Expect to find your natural talent the same way you expect to win the lottery. And the lottery is a game for suckers. Just try to learn a little more about the world you live in everyday and you will be sure to survive.
Comments(8)
Omotola-gb :
Feels like most programmers have experienced this to some degree. That's the price we pay for being in the Internet age. Resources and opportunities abound, but competition is fierce.
Ibrahim Diallo :
@omotola-gb You are right, competition is very fierce. But the good news is you don't have to compete.
It's very easy to be intimidated by large applications as a programmer. I remember when I started exploring jQuery source code, of course I started with the minified code cause I didn't know any better. I thought if I wanted to be a good programmer I would have to write something just as complex. And no you can't write minified code, or at least you won't remember what it does the next day.
When I stopped competing with it, I discovered the normal version and I embraced it instead of just complaining that it makes people lazy.
Will Cate :
In the land of the blind, the one-eyed man is king.
Heather Fey :
But I can't whistle.
Ibrahim :
Hi @heather,
certainly after so many years, I can't whistle either. But does it matter?

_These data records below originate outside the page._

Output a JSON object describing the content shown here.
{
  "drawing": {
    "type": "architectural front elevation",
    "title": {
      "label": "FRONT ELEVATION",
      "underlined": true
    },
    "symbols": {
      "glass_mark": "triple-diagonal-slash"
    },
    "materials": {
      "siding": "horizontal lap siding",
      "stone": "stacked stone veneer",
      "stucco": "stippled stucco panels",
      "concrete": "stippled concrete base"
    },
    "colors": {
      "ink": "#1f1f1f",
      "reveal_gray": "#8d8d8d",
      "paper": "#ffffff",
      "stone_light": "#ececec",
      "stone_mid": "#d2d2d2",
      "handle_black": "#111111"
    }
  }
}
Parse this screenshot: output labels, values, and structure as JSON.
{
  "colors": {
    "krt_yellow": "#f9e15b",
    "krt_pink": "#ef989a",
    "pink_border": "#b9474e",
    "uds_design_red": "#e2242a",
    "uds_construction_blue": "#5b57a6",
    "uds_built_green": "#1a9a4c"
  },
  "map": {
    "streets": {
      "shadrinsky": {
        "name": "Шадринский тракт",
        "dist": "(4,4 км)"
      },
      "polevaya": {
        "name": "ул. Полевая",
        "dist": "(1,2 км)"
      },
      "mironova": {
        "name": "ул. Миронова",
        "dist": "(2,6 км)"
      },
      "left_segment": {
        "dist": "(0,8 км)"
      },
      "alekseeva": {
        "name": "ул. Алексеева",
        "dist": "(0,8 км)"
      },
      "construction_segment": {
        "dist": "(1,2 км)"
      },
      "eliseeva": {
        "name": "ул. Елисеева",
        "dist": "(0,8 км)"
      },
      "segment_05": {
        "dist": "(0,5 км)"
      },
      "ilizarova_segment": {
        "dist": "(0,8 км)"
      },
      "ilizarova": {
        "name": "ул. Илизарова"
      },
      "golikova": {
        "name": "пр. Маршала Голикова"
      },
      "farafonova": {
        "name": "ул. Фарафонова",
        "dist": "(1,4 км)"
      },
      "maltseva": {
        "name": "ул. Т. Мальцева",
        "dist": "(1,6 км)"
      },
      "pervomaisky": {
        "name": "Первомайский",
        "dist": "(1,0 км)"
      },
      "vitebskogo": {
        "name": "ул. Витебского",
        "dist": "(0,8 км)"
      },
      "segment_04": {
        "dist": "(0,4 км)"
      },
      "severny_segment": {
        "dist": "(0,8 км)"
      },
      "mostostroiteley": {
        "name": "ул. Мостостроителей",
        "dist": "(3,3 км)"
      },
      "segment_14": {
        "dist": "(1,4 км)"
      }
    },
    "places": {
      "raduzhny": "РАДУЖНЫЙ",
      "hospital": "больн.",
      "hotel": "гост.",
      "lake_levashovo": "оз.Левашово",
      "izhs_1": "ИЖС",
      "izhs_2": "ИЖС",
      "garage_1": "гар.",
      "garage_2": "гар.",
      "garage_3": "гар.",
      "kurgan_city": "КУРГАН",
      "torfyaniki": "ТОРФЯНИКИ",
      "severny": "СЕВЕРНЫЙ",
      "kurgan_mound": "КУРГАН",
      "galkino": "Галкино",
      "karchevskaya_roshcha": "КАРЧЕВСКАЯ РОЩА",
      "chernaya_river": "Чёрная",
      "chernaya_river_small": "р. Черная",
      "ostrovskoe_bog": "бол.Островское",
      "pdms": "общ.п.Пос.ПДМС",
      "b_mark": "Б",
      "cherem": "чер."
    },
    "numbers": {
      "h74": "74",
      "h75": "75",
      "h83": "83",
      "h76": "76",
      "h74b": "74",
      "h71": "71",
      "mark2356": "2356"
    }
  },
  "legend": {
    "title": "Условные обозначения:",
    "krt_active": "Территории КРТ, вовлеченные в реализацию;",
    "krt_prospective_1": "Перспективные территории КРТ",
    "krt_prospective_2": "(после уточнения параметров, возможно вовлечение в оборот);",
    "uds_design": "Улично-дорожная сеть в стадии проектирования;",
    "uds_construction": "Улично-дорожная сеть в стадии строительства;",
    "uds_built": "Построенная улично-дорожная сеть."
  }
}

What we should do is find something we like and just do it. Even if we are really bad at it. With time, we are bound to get better at it, than when we started.
Hariram Narayanan :
Man you inspired me alot ! You are such a motivational speaker! Keep making such articles ! You just raised my spirits! I'm fired up I owe you so much!
ibrahim :
I'm glad it inspired you Hariram!
swg :
May I add, that I think you have to find something you are //constantly interested// in. It doesn't matter if you are good at it or not. And in my opinion, you are better off sucking at first. The better your chances, discovering a whole new world - at least for you.